Born in Russia, Shindarov began his violin studies with Piotr Stolyarsky — who also taught Misha Elman, Nathan Milstein, and David Oistrakh. Shindarov later received his master's degree in violin from the Moscow Conservatory under Oistrakh’s tutelage.
Before he left the USSR for America in 1975, Shindarov served as concertmaster of the Bolshoi Opera and Moscow's Ballet Theatre Orchestra.
Following his arrival to America, he became concertmaster of the San Francisco Opera orchestra and Los Angeles Chamber Orchestra. He performed with ensembles such as the Master Symphony Orchestra and Seattle Symphony and was also featured on many film scores.
“Shindarov is a master of all sorts of technical violinistic challenges, including double-stops, flying staccato passages, and difficult left hand pizzicati while simultaneously bowing with the right,” wrote Clint Erney from the Santa Ana Register.

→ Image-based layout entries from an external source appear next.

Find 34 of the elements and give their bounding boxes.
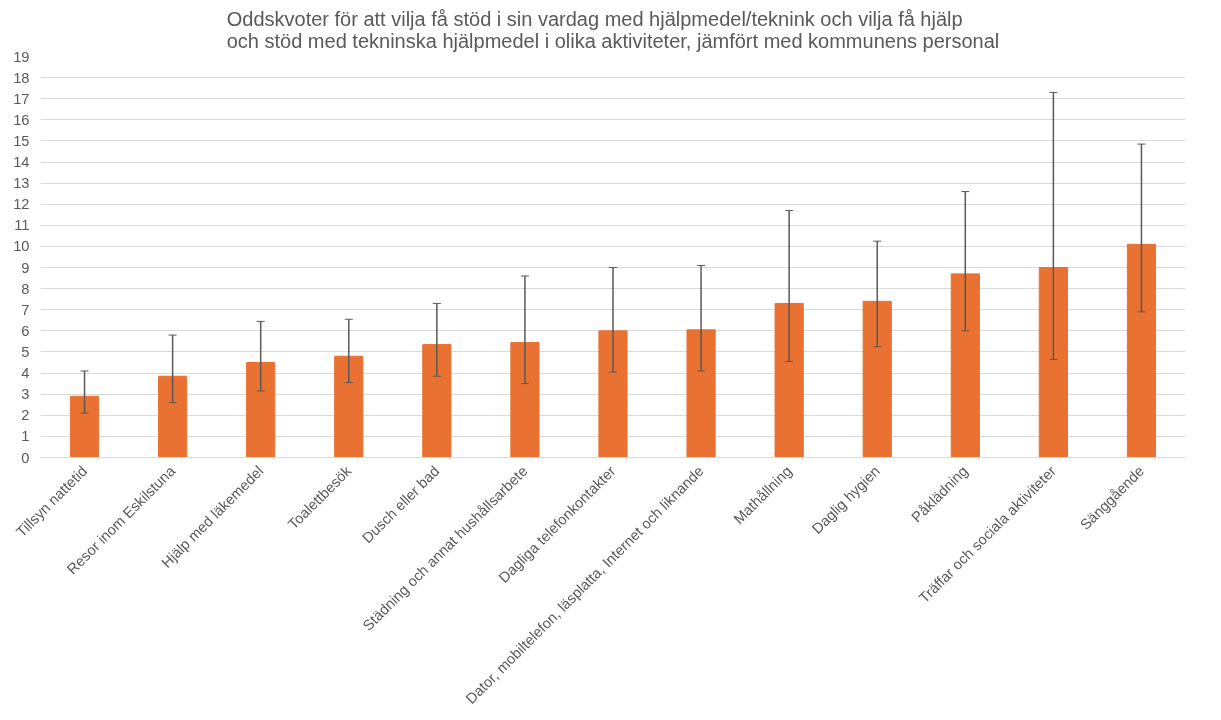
- y-tick-label: 11: [14, 217, 30, 234]
- y-tick-label: 0: [21, 449, 30, 466]
- bar: [1126, 243, 1157, 458]
- bar: [422, 344, 452, 458]
- y-tick-label: 12: [13, 196, 30, 213]
- y-tick-label: 10: [13, 238, 30, 255]
- y-tick-label: 7: [21, 301, 30, 318]
- y-tick-label: 3: [21, 386, 30, 403]
- bar: [158, 375, 188, 458]
- chart-title: Oddskvoter för att vilja få stöd i sin vardag med hjälpmedel/teknink och vilja få hjälp och stöd med tekninska hjälpmedel i olika aktiviteter, jämfört med kommunens personal: [226, 7, 1000, 52]
- y-tick-label: 4: [21, 365, 30, 382]
- bar: [774, 302, 804, 458]
- y-tick-label: 8: [21, 280, 30, 297]
- bar: [598, 330, 628, 458]
- bar: [69, 395, 100, 458]
- bar: [862, 300, 892, 458]
- y-tick-label: 16: [13, 111, 30, 128]
- bar: [686, 329, 716, 458]
- y-tick-label: 1: [21, 428, 30, 445]
- y-tick-label: 9: [21, 259, 30, 276]
- bar: [510, 341, 540, 458]
- bar: [950, 273, 980, 458]
- y-tick-label: 5: [21, 343, 30, 360]
- bar: [1038, 267, 1068, 458]
- y-tick-label: 17: [13, 90, 30, 107]
- bar: [246, 362, 276, 458]
- y-tick-label: 13: [13, 175, 30, 192]
- y-tick-label: 15: [13, 132, 30, 149]
- bar: [334, 355, 364, 458]
- y-tick-label: 18: [13, 69, 30, 86]
- y-tick-label: 2: [21, 407, 30, 424]
- y-tick-label: 6: [21, 322, 30, 339]
- y-tick-label: 14: [13, 154, 30, 171]
- y-tick-label: 19: [13, 48, 30, 65]
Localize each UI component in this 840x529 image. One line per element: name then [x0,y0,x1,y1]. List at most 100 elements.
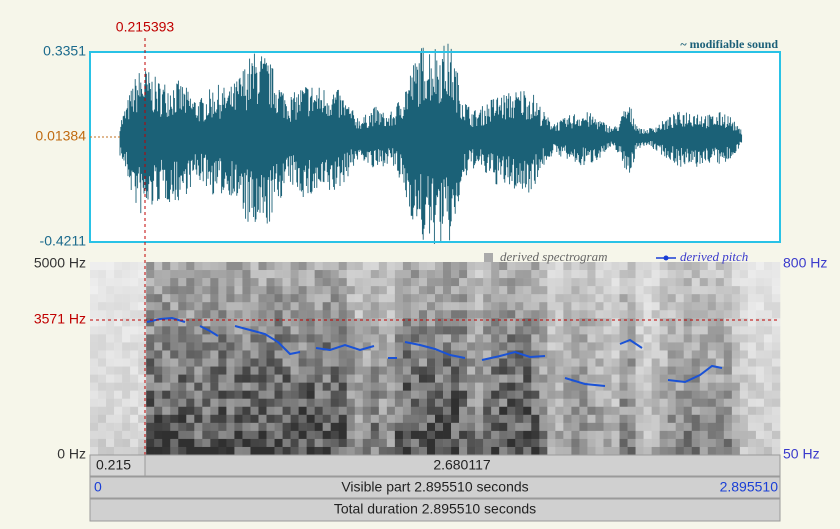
spectrogram-cell [756,278,764,286]
spectrogram-cell [122,310,130,318]
spectrogram-cell [210,407,218,415]
spectrogram-cell [636,302,644,310]
spectrogram-cell [387,342,395,350]
spectrogram-cell [130,286,138,294]
spectrogram-cell [603,270,611,278]
spectrogram-cell [612,375,620,383]
spectrogram-cell [676,326,684,334]
spectrogram-cell [242,399,250,407]
spectrogram-cell [579,326,587,334]
spectrogram-cell [475,302,483,310]
spectrogram-cell [483,334,491,342]
spectrogram-cell [411,447,419,455]
spectrogram-cell [186,383,194,391]
spectrogram-cell [307,278,315,286]
spectrogram-cell [347,375,355,383]
spectrogram-cell [258,399,266,407]
spectrogram-cell [331,407,339,415]
spectrogram-cell [603,375,611,383]
spectrogram-cell [692,367,700,375]
spectrogram-cell [668,310,676,318]
spectrogram-cell [194,294,202,302]
spectrogram-cell [499,294,507,302]
spectrogram-cell [668,383,676,391]
spectrogram-cell [323,367,331,375]
spectrogram-cell [724,391,732,399]
spectrogram-cell [202,407,210,415]
spectrogram-cell [772,270,780,278]
spectrogram-cell [267,383,275,391]
spectrogram-cell [122,334,130,342]
spectrogram-cell [563,399,571,407]
spectrogram-cell [339,399,347,407]
spectrogram-cell [323,383,331,391]
spectrogram-cell [451,399,459,407]
spectrogram-cell [724,286,732,294]
spectrogram-cell [620,286,628,294]
spectrogram-cell [146,415,154,423]
spectrogram-cell [154,431,162,439]
spectrogram-cell [250,391,258,399]
spectrogram-cell [419,375,427,383]
spectrogram-cell [347,262,355,270]
spectrogram-cell [467,350,475,358]
spectrogram-cell [371,375,379,383]
spectrogram-cell [379,407,387,415]
spectrogram-cell [371,278,379,286]
spectrogram-cell [363,383,371,391]
spectrogram-cell [154,302,162,310]
spectrogram-cell [652,334,660,342]
spectrogram-cell [571,391,579,399]
spectrogram-cell [395,270,403,278]
spectrogram-cell [427,326,435,334]
spectrogram-cell [202,447,210,455]
spectrogram-cell [660,367,668,375]
spectrogram-cell [756,399,764,407]
spectrogram-cell [218,415,226,423]
spectrogram-cell [636,350,644,358]
spectrogram-cell [555,350,563,358]
spectrogram-cell [692,359,700,367]
spectrogram-cell [652,350,660,358]
spectrogram-cell [427,423,435,431]
spectrogram-cell [218,375,226,383]
spectrogram-cell [315,415,323,423]
spectrogram-cell [154,383,162,391]
spectrogram-cell [772,431,780,439]
spectrogram-cell [475,286,483,294]
spectrogram-cell [644,359,652,367]
spectrogram-cell [547,439,555,447]
spectrogram-cell [603,278,611,286]
spectrogram-cell [443,399,451,407]
spectrogram-cell [555,383,563,391]
spectrogram-cell [202,375,210,383]
spectrogram-cell [740,334,748,342]
legend-spectrogram: derived spectrogram [500,249,607,264]
spectrogram-cell [668,350,676,358]
spectrogram-cell [732,415,740,423]
spectrogram-cell [539,334,547,342]
spectrogram-cell [467,342,475,350]
spectrogram-cell [756,262,764,270]
spectrogram-cell [547,286,555,294]
spectrogram-cell [523,375,531,383]
spectrogram-cell [355,302,363,310]
spectrogram-cell [563,423,571,431]
spectrogram-cell [218,439,226,447]
spectrogram-cell [435,294,443,302]
spectrogram-cell [547,270,555,278]
spectrogram-cell [612,391,620,399]
spectrogram-cell [732,294,740,302]
spectrogram-cell [579,350,587,358]
spectrogram-cell [315,302,323,310]
spectrogram-cell [162,439,170,447]
spectrogram-cell [162,447,170,455]
spectrogram-cell [684,383,692,391]
spectrogram-cell [612,270,620,278]
spectrogram-cell [563,439,571,447]
spectrogram-cell [676,334,684,342]
spectrogram-cell [106,447,114,455]
spectrogram-cell [724,302,732,310]
spectrogram-cell [708,407,716,415]
spectrogram-cell [106,423,114,431]
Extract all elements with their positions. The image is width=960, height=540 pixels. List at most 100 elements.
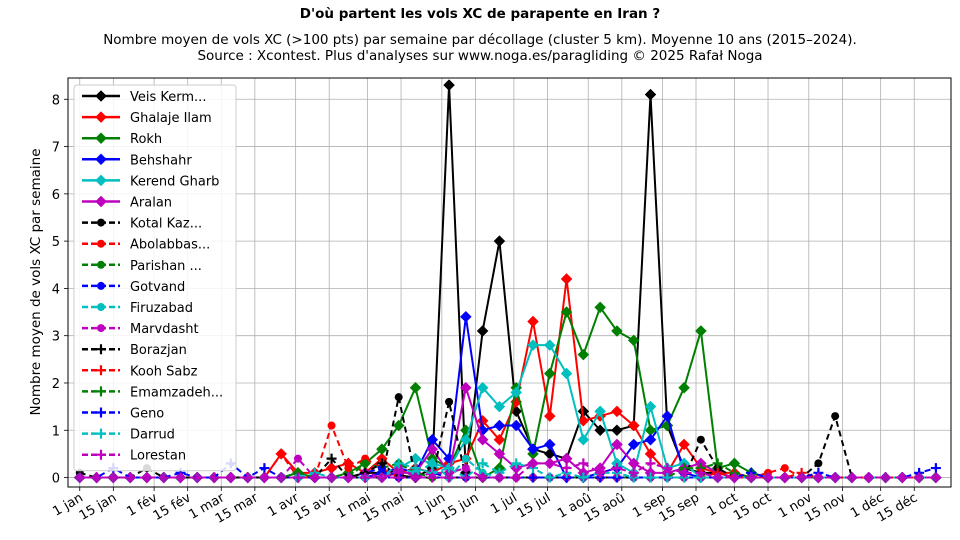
data-point <box>543 410 556 422</box>
data-point <box>543 339 556 352</box>
data-point <box>611 438 623 451</box>
legend-marker <box>97 303 105 311</box>
legend-label: Lorestan <box>130 449 186 464</box>
series-17 <box>74 458 941 483</box>
data-point <box>528 458 539 469</box>
x-tick-label: 15 avr <box>292 490 336 524</box>
legend-item: Kooh Sabz <box>82 364 198 379</box>
data-point <box>528 472 539 483</box>
legend-item: Gotvand <box>82 280 185 295</box>
data-point <box>494 472 505 483</box>
legend-item: Aralan <box>82 196 172 211</box>
data-point <box>662 463 673 474</box>
data-point <box>527 315 539 328</box>
data-point <box>409 381 422 394</box>
legend-item: Veis Kerm... <box>82 90 206 105</box>
data-point <box>444 472 455 483</box>
legend-marker <box>95 174 107 187</box>
data-point <box>476 433 489 446</box>
data-point <box>729 472 740 483</box>
data-point <box>477 472 488 483</box>
legend-item: Rokh <box>82 132 162 147</box>
data-point <box>695 467 706 478</box>
data-point <box>460 310 472 323</box>
y-tick-label: 4 <box>52 282 60 297</box>
data-point <box>428 459 437 468</box>
legend-label: Aralan <box>130 196 172 211</box>
legend-marker <box>95 132 107 145</box>
data-point <box>644 433 657 446</box>
data-point <box>158 472 169 483</box>
data-point <box>259 472 270 483</box>
data-point <box>493 448 506 460</box>
data-point <box>476 381 489 394</box>
data-point <box>376 443 388 456</box>
plot-frame <box>67 77 952 488</box>
data-point <box>476 325 489 337</box>
data-point <box>361 459 370 468</box>
legend-label: Gotvand <box>130 280 185 295</box>
legend-marker <box>95 90 107 102</box>
y-tick-label: 6 <box>52 188 60 203</box>
legend-item: Borazjan <box>82 343 187 358</box>
legend-marker <box>96 365 106 376</box>
data-point <box>560 306 573 318</box>
legend-item: Kerend Gharb <box>82 174 219 189</box>
data-point <box>611 463 622 474</box>
data-point <box>763 472 774 483</box>
data-point <box>897 472 908 483</box>
data-point <box>91 472 102 483</box>
data-point <box>460 433 472 446</box>
y-tick-label: 0 <box>52 472 60 487</box>
data-point <box>461 464 470 473</box>
data-point <box>611 405 623 418</box>
data-point <box>544 472 555 483</box>
legend-label: Firuzabad <box>130 301 193 316</box>
data-point <box>712 458 723 469</box>
legend-label: Kooh Sabz <box>130 364 198 379</box>
data-point <box>813 472 824 483</box>
legend-item: Kotal Kaz... <box>82 217 202 232</box>
data-point <box>108 472 119 483</box>
legend-label: Rokh <box>130 132 162 147</box>
data-point <box>930 463 941 474</box>
y-axis-ticks: 0 1 2 3 4 5 6 7 8 <box>52 93 68 487</box>
data-point <box>277 449 286 458</box>
legend-item: Parishan ... <box>82 259 202 274</box>
legend-label: Parishan ... <box>130 259 202 274</box>
legend-label: Behshahr <box>130 153 192 168</box>
data-point <box>611 424 623 437</box>
legend-marker <box>95 111 107 123</box>
legend-item: Abolabbas... <box>82 238 210 253</box>
legend-label: Kerend Gharb <box>130 174 219 189</box>
data-point <box>326 472 337 483</box>
data-point <box>493 419 506 432</box>
data-point <box>830 472 841 483</box>
data-point <box>141 472 152 483</box>
data-point <box>577 348 590 361</box>
data-point <box>578 472 589 483</box>
data-point <box>392 419 405 432</box>
data-point <box>814 459 823 468</box>
data-point <box>394 393 403 402</box>
data-point <box>410 463 421 474</box>
data-point <box>679 467 690 478</box>
data-point <box>543 367 556 380</box>
legend-item: Emamzadeh... <box>82 385 223 400</box>
data-point <box>292 472 303 483</box>
legend: Veis Kerm... Ghalaje Ilam Rokh Behshahr Kere… <box>73 84 237 472</box>
legend-item: Firuzabad <box>82 301 193 316</box>
data-point <box>259 463 270 474</box>
data-point <box>511 472 522 483</box>
legend-marker <box>97 260 105 269</box>
y-tick-label: 8 <box>52 93 60 108</box>
x-tick-label: 1 jul <box>488 490 520 517</box>
data-point <box>527 339 539 352</box>
data-point <box>627 419 640 432</box>
legend-marker <box>97 218 105 227</box>
legend-marker <box>96 344 106 355</box>
legend-item: Darrud <box>82 428 175 443</box>
data-point <box>393 458 404 469</box>
chart-subtitle-line-2: Source : Xcontest. Plus d'analyses sur w… <box>197 48 762 64</box>
data-point <box>327 421 336 430</box>
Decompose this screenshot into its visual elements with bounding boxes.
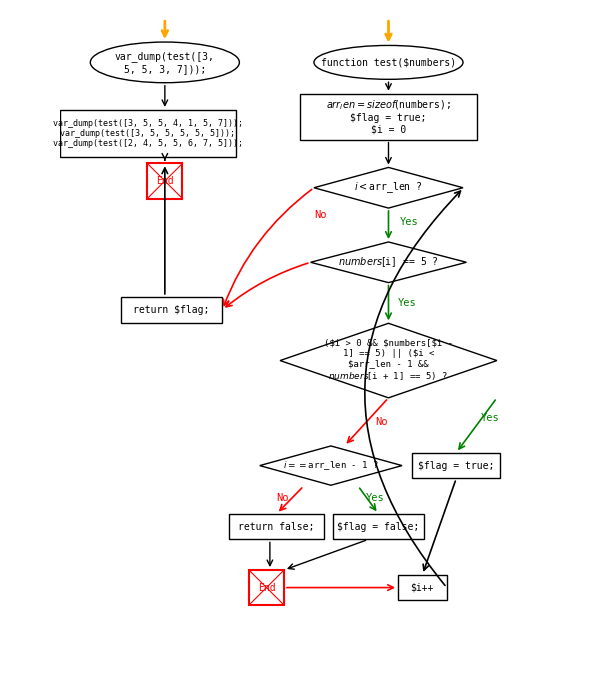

“Not since Ruggiero Ricci appeared here have we heard virtuoso playing like this,” Erney continued. “Clearly, Shindarov is one of the brightest jewels.”
Shindarov played well into his 80s and 90s. While performing at age 87, he was described by Geoffrey Maingart from Hollywood Today as “still one of the great violinists in the world. It is hard to believe that he is 87 and even harder to believe what he is able to do with the violin.”
The violinist’s final performances took place this year, where he was invited to perform at select concerts. He lived in Hollywood, California, and was also the author of a Russian violin book, titled “Prima Musica.”
Our condolences to Mr. Shindarov’s family, friends, and colleagues.